Dams are often built to control floods, but on some types of rivers they can make major floods worse, according to a new study. The finding suggests river managers may need to rethink their flood control strategies on silty and sandy lowland rivers.
“It’s a counterintuitive finding,” says Gordon Grant, a US Forest Service hydrologist and geomorphologist who was not involved in the work. “What this provocative document is showing us is that we don’t fully understand” how dams affect floods, he says.
Dams offer multiple benefits. They can generate relatively clean electricity; they store water and release it in the dry season, which helps farmers and other users, and can hold back flooding. Dams also have drawbacks, such as displacement of people when built, prevention of fish migration and other ecological damage. But no one had suggested that the dams could make the floods worse than before a barrier was built, says Ellen Wohl, a river scientist at Colorado State University, Fort Collins.
In addition to storing water, engineers expect the dams to reduce flood risks by modifying the river downstream. As dams trap sediment, they release relatively clear water that penetrates deeper into the river bed. This incision creates a more spacious channel that can carry more water and prevent floodwaters from spilling onto the river banks.

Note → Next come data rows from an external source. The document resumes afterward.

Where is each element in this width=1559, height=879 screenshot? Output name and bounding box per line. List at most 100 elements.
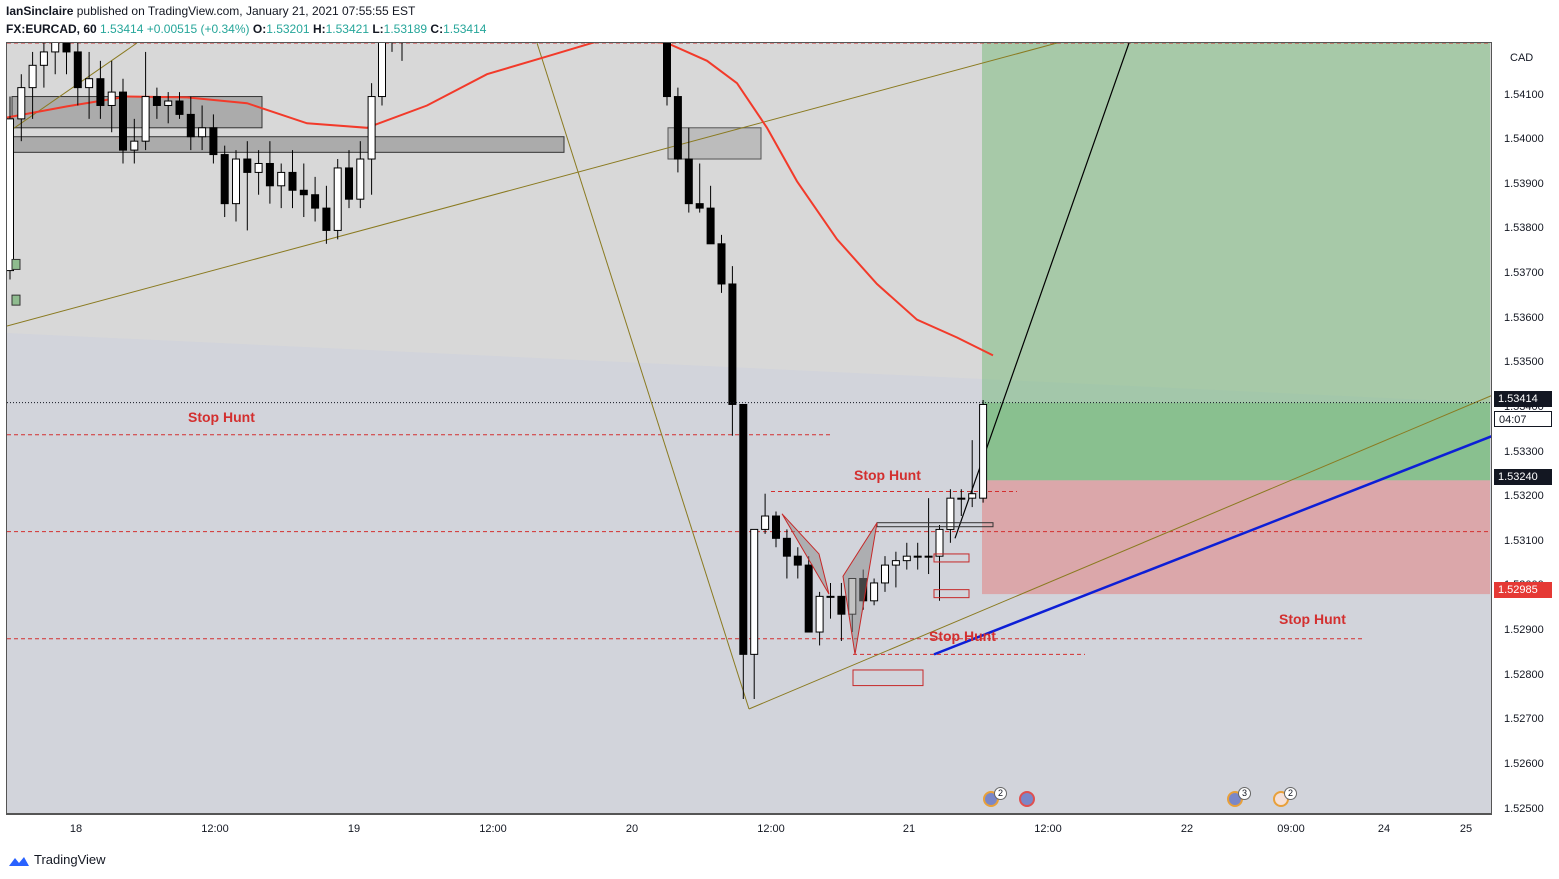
tradingview-brand[interactable]: TradingView — [8, 852, 106, 867]
price-tick-label: 1.54100 — [1504, 88, 1544, 101]
close-label: C: — [430, 22, 444, 36]
bearish-candle — [288, 171, 297, 191]
bullish-candle — [378, 43, 386, 98]
event-count: 2 — [1284, 787, 1297, 800]
bullish-candle — [28, 64, 37, 89]
bullish-candle — [761, 515, 770, 530]
supply-box — [11, 136, 565, 153]
chart-canvas[interactable] — [7, 43, 1492, 814]
price-axis[interactable]: CAD 1.54100 1.54000 1.53900 1.53800 1.53700 1… — [1492, 42, 1559, 815]
bullish-candle — [957, 497, 966, 500]
bullish-candle — [277, 171, 286, 187]
economic-event-cad-icon[interactable]: 2 — [1273, 787, 1297, 807]
bullish-candle — [356, 158, 365, 200]
bullish-candle — [902, 555, 911, 562]
bullish-candle — [333, 167, 342, 231]
supply-box — [11, 96, 263, 129]
price-tick-label: 1.53500 — [1504, 356, 1544, 369]
low-label: L: — [372, 22, 384, 36]
supply-box — [667, 127, 762, 160]
bullish-candle — [85, 78, 94, 89]
bearish-candle — [728, 283, 737, 405]
stop-hunt-label-1: Stop Hunt — [188, 409, 255, 425]
bearish-candle — [695, 203, 704, 209]
price-tick-label: 1.53200 — [1504, 490, 1544, 503]
bearish-candle — [663, 43, 671, 98]
bearish-candle — [186, 113, 195, 138]
bearish-candle — [299, 189, 308, 196]
bearish-candle — [220, 154, 229, 205]
time-tick-label: 09:00 — [1277, 823, 1305, 835]
bearish-candle — [772, 515, 780, 539]
time-tick-label: 12:00 — [201, 823, 229, 835]
time-tick-label: 22 — [1180, 823, 1194, 835]
price-tick-label: 1.53800 — [1504, 222, 1544, 235]
bullish-candle — [881, 564, 889, 584]
price-change: +0.00515 (+0.34%) — [146, 22, 250, 36]
harmonic-pattern-leg — [781, 513, 830, 595]
olive-trendline-left — [7, 43, 138, 134]
price-tick-label: 1.52600 — [1504, 757, 1544, 770]
chart-plot-area[interactable]: Stop Hunt Stop Hunt Stop Hunt Stop Hunt … — [6, 42, 1492, 814]
blue-trendline — [933, 435, 1491, 656]
bullish-candle — [935, 528, 944, 557]
price-tick-label: 1.52500 — [1504, 802, 1544, 815]
bullish-candle — [913, 555, 922, 558]
time-tick-label: 12:00 — [1034, 823, 1062, 835]
bullish-candle — [367, 96, 376, 160]
open-value: 1.53201 — [266, 22, 310, 36]
bearish-candle — [673, 96, 682, 160]
current-price-label: 1.53414 — [1494, 391, 1552, 407]
bearish-candle — [243, 158, 252, 173]
olive-trendline-down — [536, 43, 750, 710]
price-tick-label: 1.53600 — [1504, 311, 1544, 324]
time-axis[interactable]: 18 12:00 19 12:00 20 12:00 21 12:00 22 09:00 24 25 — [6, 814, 1492, 843]
bullish-candle — [7, 118, 14, 272]
bearish-candle — [322, 207, 331, 231]
order-marker-box — [933, 553, 970, 563]
bullish-candle — [924, 555, 933, 558]
bearish-candle — [119, 91, 127, 151]
symbol-label[interactable]: FX:EURCAD, 60 — [6, 22, 97, 36]
time-tick-label: 21 — [902, 823, 916, 835]
order-marker-box — [933, 589, 970, 599]
brand-name: TradingView — [34, 852, 106, 867]
economic-event-eur-icon[interactable]: 2 — [983, 787, 1007, 807]
order-marker-box — [852, 669, 924, 687]
stop-hunt-label-3: Stop Hunt — [929, 628, 996, 644]
bearish-candle — [793, 555, 802, 566]
bullish-candle — [17, 87, 26, 120]
bullish-candle — [826, 595, 835, 598]
time-tick-label: 18 — [69, 823, 83, 835]
bearish-candle — [209, 127, 218, 156]
bullish-candle — [107, 91, 116, 106]
economic-event-eur-icon[interactable]: 3 — [1227, 787, 1251, 807]
profit-open-zone — [982, 402, 1490, 481]
last-price: 1.53414 — [100, 22, 144, 36]
price-tick-label: 1.54000 — [1504, 133, 1544, 146]
event-count: 3 — [1238, 787, 1251, 800]
bearish-candle — [62, 43, 71, 53]
bullish-candle — [750, 528, 759, 655]
range-marker — [876, 522, 994, 528]
currency-label: CAD — [1510, 52, 1534, 64]
stop-hunt-label-2: Stop Hunt — [854, 467, 921, 483]
bullish-candle — [254, 162, 263, 173]
bullish-candle — [870, 582, 879, 602]
publisher-name[interactable]: IanSinclaire — [6, 4, 74, 18]
bearish-candle — [175, 100, 184, 115]
publish-info: IanSinclaire published on TradingView.co… — [6, 4, 415, 18]
time-tick-label: 12:00 — [757, 823, 785, 835]
open-label: O: — [252, 22, 267, 36]
countdown-label: 04:07 — [1494, 411, 1552, 427]
bearish-candle — [152, 96, 161, 106]
time-tick-label: 12:00 — [479, 823, 507, 835]
bullish-candle — [946, 497, 955, 530]
bullish-candle — [979, 403, 988, 499]
time-tick-label: 19 — [347, 823, 361, 835]
economic-event-eur-icon[interactable] — [1019, 791, 1035, 807]
close-value: 1.53414 — [443, 22, 487, 36]
bullish-candle — [130, 140, 139, 151]
tradingview-logo-icon — [9, 856, 29, 866]
bearish-candle — [782, 537, 791, 557]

Hongbo Ma, a geomorphologist at the University of California (UC), Irvine, was interested in how dams alter sediments typical of river beds and this led to the surprising result of his study. The phenomenon involves erosive water released from a dam, which removes more finer particles and leaves larger grains. This swelling of the river bed then creates underwater dunes.
Ma and his colleagues were studying the Yellow River, which flows from the Tibetan Plateau mountains to the East China Sea. As they used sonar to scan the riverbed of the lower course, they were struck by the absence of dunes. This is probably due to the high silt content of the river bed; the Yellow River, the muddiest in the world, takes its name from the heavy loads of silt it carries. Fine particles hinder the formation of dunes. But closer to the Xiaolangdi Dam, the river bed was coarser and had large dunes. “We have a truly amazing example of how bed roughness can change so much,” says Ma.
But he wondered if the rougher, dune-filled river bed would prevent the floodwaters from flowing up, overflowing the riverbanks and spilling out onto the floodplain. To test the idea, he and his colleagues first performed calculations based on the shape of the river channel and other factors. The findings suggested that major floods are now about twice as deep as they were before the dam’s construction in 1999, despite a channel that is up to 3.4 meters deeper, the team reports this month in Nature communications.
By checking the flood logs from 1980 to 2015, the scientists found that the magnitude of moderate and large floods had actually increased. Over the same period, however, the magnitude of minor floods has decreased, probably because the deeper channel of the river is better able to contain them.
Fortunately, major floods have rarely hit the Lower Yellow River since the dam was built. This is because the climate has become drier and the reservoir still has enough capacity to hold back the major flows that come from extreme storms. But climate models suggest that rainfall in the Yellow River basin will increase by up to 30% this century. And because the river continues to dump sediment into the reservoir – it is already 75% full – the dam will have less space to hold floodwaters.
“We need to start thinking about how to reassess the risk of flooding, not only for the Yellow River, but for other rivers as well,” says Ma. The team estimates that the new dams would aggravate major floods on more than 80% of the rivers in plains.
The Yellow River may be an unusual case, notes Cardiff University hydrologist Michael Singer, because most large dams are built on rivers carrying coarser sediments that don’t easily form dunes. However, it would be worth seeing if a similar phenomenon is occurring on other rivers that carry fine sediments, known as alluvial rivers, and have large dams, says Nicholas Pinter, a UC Davis geologist. In the United States, such rivers include Missouri and Tennessee. If so, engineers may need to recalculate local flood risks.
More generally, engineers should also pay more attention to the complex behavior of rivers when designing new dams, says Pinter. “It’s amazing how wrong we have been in thinking these great flood rivers are just pipes,” he says. “We continue to underestimate the importance of bed shapes and roughness.”